Sam Crowther, Kasada CEO, says attacks, particularly credential abuse, have the capacity to compromise everything from a customer’s personal information to business and even national security.

“As many aspects of our lives are global – and much of our information now lives online – this shift places tremendous emphasis on businesses to protect and defend against potential threats.”

The company says last year was a big year for bots in Australia, with Kasada capturing data from more than 100 attacks.

“Credential abuse attacks are an emerging attack type. The 2018 OAIC statistics included 34 incidents, so this sample represents a significant insight into a growing problem.”

Of course, bots causing havoc on the internet aren’t a new phenomenon, with an entire underground economy where bots are used for nefarious purposes.

In fact, bots created more internet traffic than humans in 2012, 2013 and 2016, when they were particularly prevalent and problematic during the US presidential election where they were used to create election talk particularly on Twitter – with pro-Trump bots heavily outnumbering pro-Clinton bots by seven to one.

But Kasada says the credential abuse bot threat is new for businesses who haven’t had a chance to properly assess their risk exposure.

The company says businesses also mistakenly believe web application firewalls will prevent the attacks, or they are relying on reactive controls, including password locks or fraud systems.

And it’s not just bot visibility that needs to be addressed, with the report highlighting bot geography as a critical factor too. Ninety percent of credential abuse attacks came from within Australia’s own back yard – Australian networks.

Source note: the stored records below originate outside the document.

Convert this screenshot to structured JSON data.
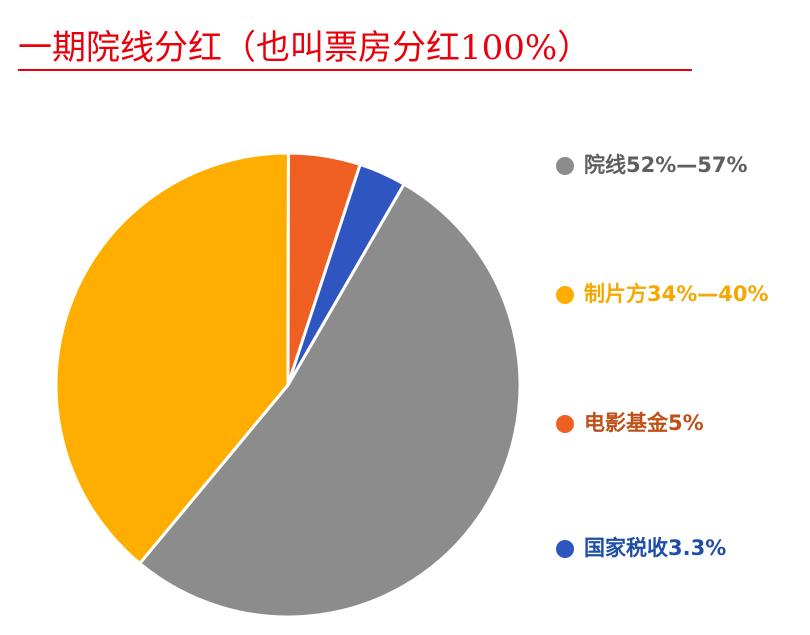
{
  "chart_data": {
    "type": "pie",
    "title": "一期院线分红（也叫票房分红100%）",
    "series": [
      {
        "name": "院线52%—57%",
        "color": "#8c8c8c",
        "label_color": "#5f5f5f",
        "values": [
          52.7
        ]
      },
      {
        "name": "制片方34%—40%",
        "color": "#ffae00",
        "label_color": "#f5a800",
        "values": [
          39
        ]
      },
      {
        "name": "电影基金5%",
        "color": "#f05f22",
        "label_color": "#c0501a",
        "values": [
          5
        ]
      },
      {
        "name": "国家税收3.3%",
        "color": "#2f55c0",
        "label_color": "#1f4ea8",
        "values": [
          3.3
        ]
      }
    ],
    "legend": "right"
  }
}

“This debunks the theory of Island Australia. It is no longer sound strategy to geo-block overseas traffic and assume local traffic is legitimate,” Kasada says.

Techniques deployed to avoid detection included creating login requests identical to users, sending their requests from the same ISP networks, knowing that each IP address only submits a small number of requests, rotating http headers or pretending to be common browsers and following Australian daylight hours.

So what’s a company to do when faced with legions of bots…

It’s a given that Kasada is keen to sell you protection – it is a cybersecurity company, afterall – however the report also offers up an action plan to defeat the credential challenge – something it says requires a multipronged approach.

It says companies need to ask if they fully understand the potential impact of attacks against customer portals and what personal user data could be stolen via the portal, along with whether it allows for the extraction of funds or anything of value. Regular reporting, necessary security controls in place and having a data breach responses plan established and tested are advised for the business.

On the IT side, Kasada recommends only regular web browsers are allowed to access web login pages, and adherence to request flow patterns is enforced. “Take actions to alter the economics of attacking your site” and “visualise the human versus bot activity against your login paths are also recommended as precautions”.